Key Capabilities & Performance
The Guru-7B model demonstrates significant improvements in a wide array of reasoning benchmarks, outperforming several other 7B models. Its strengths include:
- Mathematics: Achieves 17.50 on AIME24 (avg@32) and 77.25 on MATH500, indicating strong mathematical problem-solving abilities.
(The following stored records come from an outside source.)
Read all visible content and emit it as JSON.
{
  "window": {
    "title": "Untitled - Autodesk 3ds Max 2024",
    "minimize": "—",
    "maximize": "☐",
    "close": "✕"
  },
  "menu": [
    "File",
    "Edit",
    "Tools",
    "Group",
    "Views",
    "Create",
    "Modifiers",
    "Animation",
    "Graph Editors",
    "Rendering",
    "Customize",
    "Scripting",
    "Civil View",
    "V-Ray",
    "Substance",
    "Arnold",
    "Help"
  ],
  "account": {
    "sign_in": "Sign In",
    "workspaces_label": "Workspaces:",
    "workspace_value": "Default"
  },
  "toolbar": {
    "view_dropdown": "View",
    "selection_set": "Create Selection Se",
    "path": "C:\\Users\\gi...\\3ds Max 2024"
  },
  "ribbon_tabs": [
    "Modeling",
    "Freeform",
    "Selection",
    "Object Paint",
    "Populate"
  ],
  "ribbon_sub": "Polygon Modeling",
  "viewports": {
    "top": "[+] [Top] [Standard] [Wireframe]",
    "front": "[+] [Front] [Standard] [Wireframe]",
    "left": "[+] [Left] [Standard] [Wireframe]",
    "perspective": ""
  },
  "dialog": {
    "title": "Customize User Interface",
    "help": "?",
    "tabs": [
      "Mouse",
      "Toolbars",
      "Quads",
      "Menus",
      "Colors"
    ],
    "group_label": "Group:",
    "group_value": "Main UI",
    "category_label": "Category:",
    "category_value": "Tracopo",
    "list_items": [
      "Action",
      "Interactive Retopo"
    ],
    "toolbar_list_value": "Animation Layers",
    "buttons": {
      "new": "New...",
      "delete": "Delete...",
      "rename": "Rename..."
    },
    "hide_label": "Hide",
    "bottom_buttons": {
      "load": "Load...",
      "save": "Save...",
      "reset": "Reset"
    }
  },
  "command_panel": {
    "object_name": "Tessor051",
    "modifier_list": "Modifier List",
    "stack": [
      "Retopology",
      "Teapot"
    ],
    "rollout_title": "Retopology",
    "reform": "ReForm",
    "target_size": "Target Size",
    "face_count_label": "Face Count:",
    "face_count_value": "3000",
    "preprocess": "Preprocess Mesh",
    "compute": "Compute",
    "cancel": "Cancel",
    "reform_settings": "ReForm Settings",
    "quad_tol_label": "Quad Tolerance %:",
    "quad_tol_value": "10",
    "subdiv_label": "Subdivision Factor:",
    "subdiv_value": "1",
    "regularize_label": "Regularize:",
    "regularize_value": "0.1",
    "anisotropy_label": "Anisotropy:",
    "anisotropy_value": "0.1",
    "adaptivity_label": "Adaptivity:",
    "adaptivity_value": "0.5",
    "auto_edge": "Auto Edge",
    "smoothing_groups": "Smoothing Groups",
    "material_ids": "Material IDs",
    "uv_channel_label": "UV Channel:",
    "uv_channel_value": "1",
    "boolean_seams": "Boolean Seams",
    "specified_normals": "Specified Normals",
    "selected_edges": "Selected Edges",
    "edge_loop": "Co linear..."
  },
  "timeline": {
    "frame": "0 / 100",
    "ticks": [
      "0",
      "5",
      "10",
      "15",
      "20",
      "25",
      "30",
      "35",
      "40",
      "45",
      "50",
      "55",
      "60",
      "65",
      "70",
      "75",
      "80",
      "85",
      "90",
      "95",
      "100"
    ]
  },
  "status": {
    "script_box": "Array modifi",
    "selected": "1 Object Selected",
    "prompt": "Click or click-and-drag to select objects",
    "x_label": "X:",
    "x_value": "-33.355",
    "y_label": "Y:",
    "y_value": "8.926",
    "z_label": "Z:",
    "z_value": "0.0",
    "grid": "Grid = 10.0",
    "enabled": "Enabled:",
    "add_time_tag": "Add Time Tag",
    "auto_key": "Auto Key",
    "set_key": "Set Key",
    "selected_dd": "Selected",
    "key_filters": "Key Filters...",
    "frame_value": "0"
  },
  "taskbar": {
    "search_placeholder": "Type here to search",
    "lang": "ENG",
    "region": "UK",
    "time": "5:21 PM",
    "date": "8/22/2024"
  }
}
- Code Generation: Scores 16.49 on LiveCodeBench (avg@4) and 82.62 on HumanEval (avg@4), showcasing proficiency in coding tasks.
- Science & Logic: Performs well on GPQA-diamond (40.78) and SuperGPQA (31.80) for scientific reasoning, and notably 39.40 on Zebra Puzzle (avg@4) for logical deduction.
- Cross-Domain Reasoning: The model's average score across all evaluated domains is 43.29, highlighting its balanced and robust reasoning performance.
Use Cases
This model is particularly well-suited for applications requiring:
- Complex Problem Solving: Ideal for tasks that demand deep analytical and logical reasoning.
- Automated Code Generation & Review: Its strong performance on coding benchmarks makes it valuable for development workflows.
- Scientific Research & Analysis: Capable of assisting with scientific inquiry and data interpretation.
- Educational Tools: Can be leveraged for tutoring systems or platforms that require step-by-step reasoning explanations.